What this means is that some of these early "dead" disk galaxies that are no longer forming stars have evolved to become the elliptical galaxies they are today.
"This insight may force us to rethink the whole cosmological context of how galaxies burn out early on and evolve in local elliptical-shaped galaxies," said study leader Sune Toft of the Niels Bohr Institute in Denmark.
Previous studies assumed that distant dead galaxies were similar in structure to local elliptical galaxies they will evolve into, but space telescopes are not powerful enough to confirm this. Now scientists have used the Hubble Space Telescope combined with a phenomenon called "gravitational lensing" in which a foreground cluster of galaxies creates a zoom effect or "natural lens," allowing astronomers to see into the center of galaxies where stars are born.
Scientists are still unsure why this dead galaxy stopped forming stars.
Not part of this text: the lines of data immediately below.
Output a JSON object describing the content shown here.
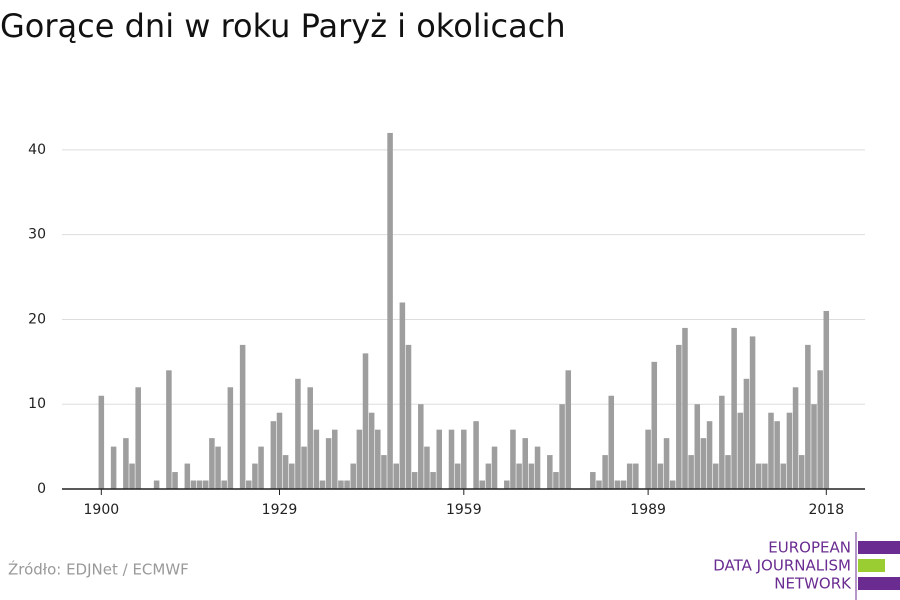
{
  "chart_data": {
    "type": "bar",
    "title": "Gorące dni w roku Paryż i okolicach",
    "x": [
      1900,
      1901,
      1902,
      1903,
      1904,
      1905,
      1906,
      1907,
      1908,
      1909,
      1910,
      1911,
      1912,
      1913,
      1914,
      1915,
      1916,
      1917,
      1918,
      1919,
      1920,
      1921,
      1922,
      1923,
      1924,
      1925,
      1926,
      1927,
      1928,
      1929,
      1930,
      1931,
      1932,
      1933,
      1934,
      1935,
      1936,
      1937,
      1938,
      1939,
      1940,
      1941,
      1942,
      1943,
      1944,
      1945,
      1946,
      1947,
      1948,
      1949,
      1950,
      1951,
      1952,
      1953,
      1954,
      1955,
      1956,
      1957,
      1958,
      1959,
      1960,
      1961,
      1962,
      1963,
      1964,
      1965,
      1966,
      1967,
      1968,
      1969,
      1970,
      1971,
      1972,
      1973,
      1974,
      1975,
      1976,
      1977,
      1978,
      1979,
      1980,
      1981,
      1982,
      1983,
      1984,
      1985,
      1986,
      1987,
      1988,
      1989,
      1990,
      1991,
      1992,
      1993,
      1994,
      1995,
      1996,
      1997,
      1998,
      1999,
      2000,
      2001,
      2002,
      2003,
      2004,
      2005,
      2006,
      2007,
      2008,
      2009,
      2010,
      2011,
      2012,
      2013,
      2014,
      2015,
      2016,
      2017,
      2018
    ],
    "values": [
      11,
      0,
      5,
      0,
      6,
      3,
      12,
      0,
      0,
      1,
      0,
      14,
      2,
      0,
      3,
      1,
      1,
      1,
      6,
      5,
      1,
      12,
      0,
      17,
      1,
      3,
      5,
      0,
      8,
      9,
      4,
      3,
      13,
      5,
      12,
      7,
      1,
      6,
      7,
      1,
      1,
      3,
      7,
      16,
      9,
      7,
      4,
      42,
      3,
      22,
      17,
      2,
      10,
      5,
      2,
      7,
      0,
      7,
      3,
      7,
      0,
      8,
      1,
      3,
      5,
      0,
      1,
      7,
      3,
      6,
      3,
      5,
      0,
      4,
      2,
      10,
      14,
      0,
      0,
      0,
      2,
      1,
      4,
      11,
      1,
      1,
      3,
      3,
      0,
      7,
      15,
      3,
      6,
      1,
      17,
      19,
      4,
      10,
      6,
      8,
      3,
      11,
      4,
      19,
      9,
      13,
      18,
      3,
      3,
      9,
      8,
      3,
      9,
      12,
      4,
      17,
      10,
      14,
      21
    ],
    "color": "#9e9e9e",
    "xlim": [
      1893.6,
      2024.3
    ],
    "xticks": [
      1900,
      1929,
      1959,
      1989,
      2018
    ],
    "ylim": [
      0,
      44
    ],
    "yticks": [
      0,
      10,
      20,
      30,
      40
    ],
    "grid": true,
    "source": "Źródło: EDJNet / ECMWF",
    "logo": [
      "EUROPEAN",
      "DATA JOURNALISM",
      "NETWORK"
    ]
  }
}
Some possible reasons include a supermassive black hole, which would inhibit star formation by heating the gas and expelling it from the galaxy, or the result of cold gas streaming onto the galaxy being compressed and heated up, preventing it from turning into star-forming clouds.
So how do these young, compact disk-shaped galaxies evolve into elliptical galaxies? Toft theorizes that it happens because the galaxies merge together. "If these galaxies grow through merging with minor companions, and these minor companions come in large numbers and from all sorts of different angles onto the galaxy, this would eventually randomize the orbits of stars in the galaxy," he said.